Initially thought to be a variant of IcedID, subsequent analysis confirmed Latrodectus as a distinct malware, likely developed by the same creators as IcedID.
Latrodectus was first spotted in operations linked to TA577, a recognized distributor of Qbot. Subsequently, it became associated with TA578 in email-based threat campaigns starting from mid-January 2024. The prevalence of this malware surged in campaigns throughout February and March.
Read more on TA577: TA577 Exploits NTLM Authentication Vulnerability
The distribution methods varied, including the use of contact forms and legal threats regarding copyright infringement, demonstrating the versatility of Latrodectus in different attack vectors.
Analysis of Latrodectus revealed its dynamic resolution of Windows API functions, as well as checks for debuggers and persistence installation attempts. It communicates with command-and-control servers (C2) to receive further instructions and employs various evasion techniques to avoid detection.
Further scrutiny of Latrodectus infrastructure by Team Cymru identified tiered C2 servers and patterns in their setup and lifespans, shedding light on the malware’s operational dynamics. Similarities in infrastructure choices and operator activities between Latrodectus and IcedID suggest the aforementioned connection between the two operations.
“There are many signs pointing to Lactrodectus being developed by the same threat actors who created IcedID. This results in Lactrodectus and IcedID sharing many similarities, such as the way they communicate to their C2, and even commands such as ‘cmd_run_icedid’ that downloads and runs bp.dat (IcedID bot),” commented Adam Neel, threat detection engineer at Critical Start.
“It is becoming clear that Lactrodectus isn’t too different from IcedID, but it does demonstrate sandbox evasion tactics not utilized by previous IcedID loaders.”
Additionally, researchers noted a change in the string decryption routine in Latrodectus samples, suggesting ongoing development. Meanwhile, the identification of campaign ID patterns in IcedID by Proofpoint researchers provided insights into threat actor activities and aided in confident attribution.

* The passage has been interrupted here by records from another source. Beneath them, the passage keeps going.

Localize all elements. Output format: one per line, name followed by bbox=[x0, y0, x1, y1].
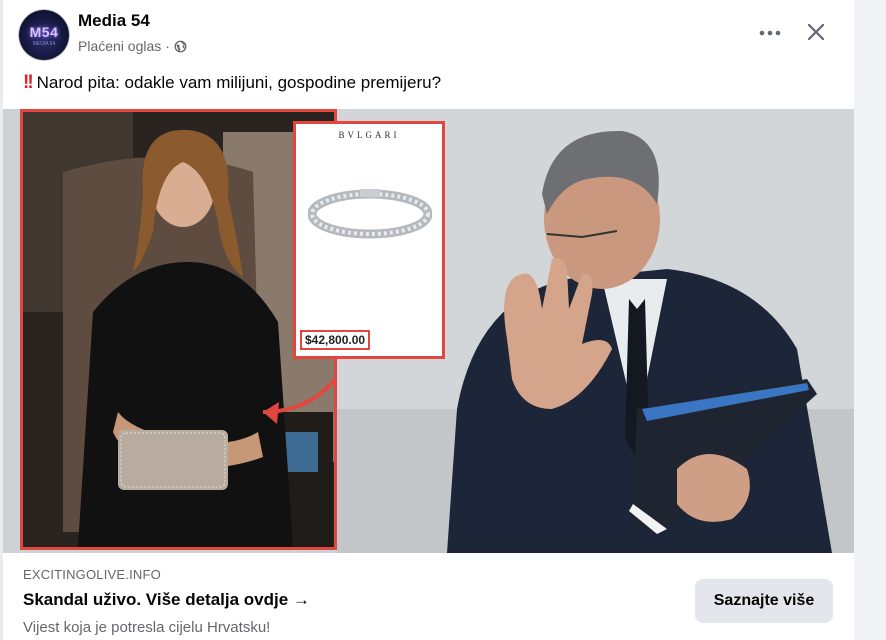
more-options-button[interactable] bbox=[755, 18, 785, 48]
link-domain[interactable]: EXCITINGOLIVE.INFO bbox=[23, 567, 161, 582]
product-brand: BVLGARI bbox=[338, 130, 400, 140]
avatar-logo-subtext: MEDIA 54 bbox=[32, 40, 56, 47]
avatar[interactable]: M54 MEDIA 54 bbox=[19, 10, 69, 60]
ad-post-card: M54 MEDIA 54 Media 54 Plaćeni oglas · !!… bbox=[3, 0, 854, 640]
link-description: Vijest koja je potresla cijelu Hrvatsku! bbox=[23, 619, 271, 636]
close-icon bbox=[807, 23, 825, 41]
more-horizontal-icon bbox=[759, 30, 781, 36]
product-price: $42,800.00 bbox=[300, 330, 371, 350]
ad-image[interactable]: BVLGARI $42,800.00 bbox=[3, 109, 854, 553]
post-caption: Narod pita: odakle vam milijuni, gospodi… bbox=[36, 73, 442, 92]
separator-dot: · bbox=[165, 38, 170, 54]
close-button[interactable] bbox=[801, 17, 831, 47]
woman-in-car-photo bbox=[20, 109, 337, 550]
learn-more-button[interactable]: Saznajte više bbox=[695, 579, 833, 623]
product-screenshot: BVLGARI $42,800.00 bbox=[293, 121, 445, 359]
woman-illustration bbox=[23, 112, 334, 547]
sponsored-line: Plaćeni oglas · bbox=[78, 38, 187, 54]
double-exclamation-icon: !! bbox=[23, 72, 34, 93]
globe-icon bbox=[174, 40, 187, 52]
avatar-logo-text: M54 bbox=[29, 23, 59, 40]
sponsored-label[interactable]: Plaćeni oglas bbox=[78, 38, 161, 54]
post-text: !! Narod pita: odakle vam milijuni, gosp… bbox=[23, 72, 441, 94]
link-title[interactable]: Skandal uživo. Više detalja ovdje → bbox=[23, 590, 310, 610]
page-name-link[interactable]: Media 54 bbox=[78, 11, 150, 31]
bracelet-image bbox=[308, 189, 432, 239]
background-strip bbox=[854, 0, 886, 640]
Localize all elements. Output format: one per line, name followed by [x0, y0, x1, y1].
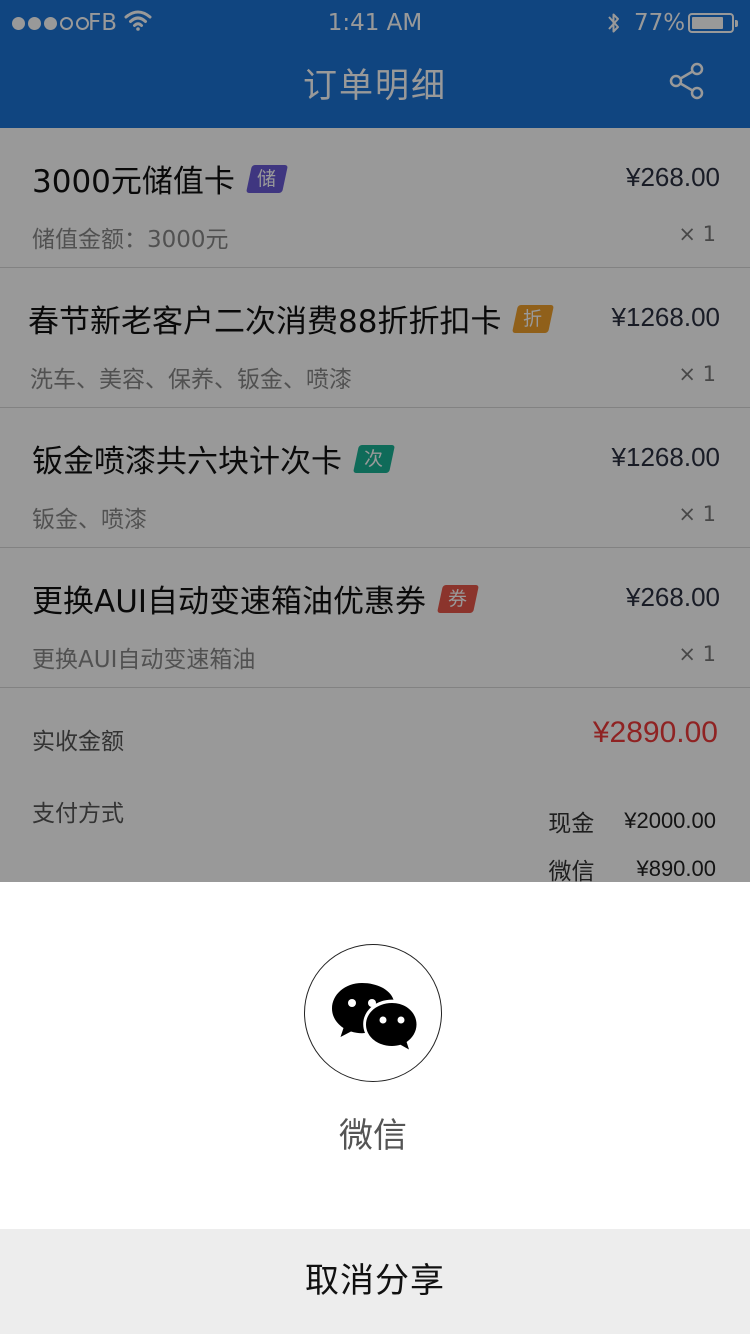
share-wechat-option[interactable]: 微信 — [304, 944, 442, 1156]
share-sheet: 微信 取消分享 — [0, 882, 750, 1334]
wechat-label: 微信 — [339, 1116, 407, 1156]
wechat-icon — [332, 983, 417, 1050]
modal-backdrop[interactable] — [0, 0, 750, 882]
wechat-icon-circle[interactable] — [304, 944, 442, 1082]
cancel-share-button[interactable]: 取消分享 — [0, 1229, 750, 1334]
order-detail-page: FB 1:41 AM 77% 订单明细 3000元储值卡 储 ¥268.00 储… — [0, 0, 750, 882]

“Proofpoint anticipates Latrodectus will become increasingly used by threat actors across the landscape, especially by those who previously delivered IcedID,” reads the advisory.
“Given its use by threat actors assessed to be initial access brokers, defenders are encouraged to understand the tactics, techniques, and procedures (TTPs) exhibited by the malware and associated campaigns.”
The team also highlighted that the malware’s inclination towards sandbox evasion aligns with broader trends in the cybercrime landscape, indicating a persistent challenge for cybersecurity professionals.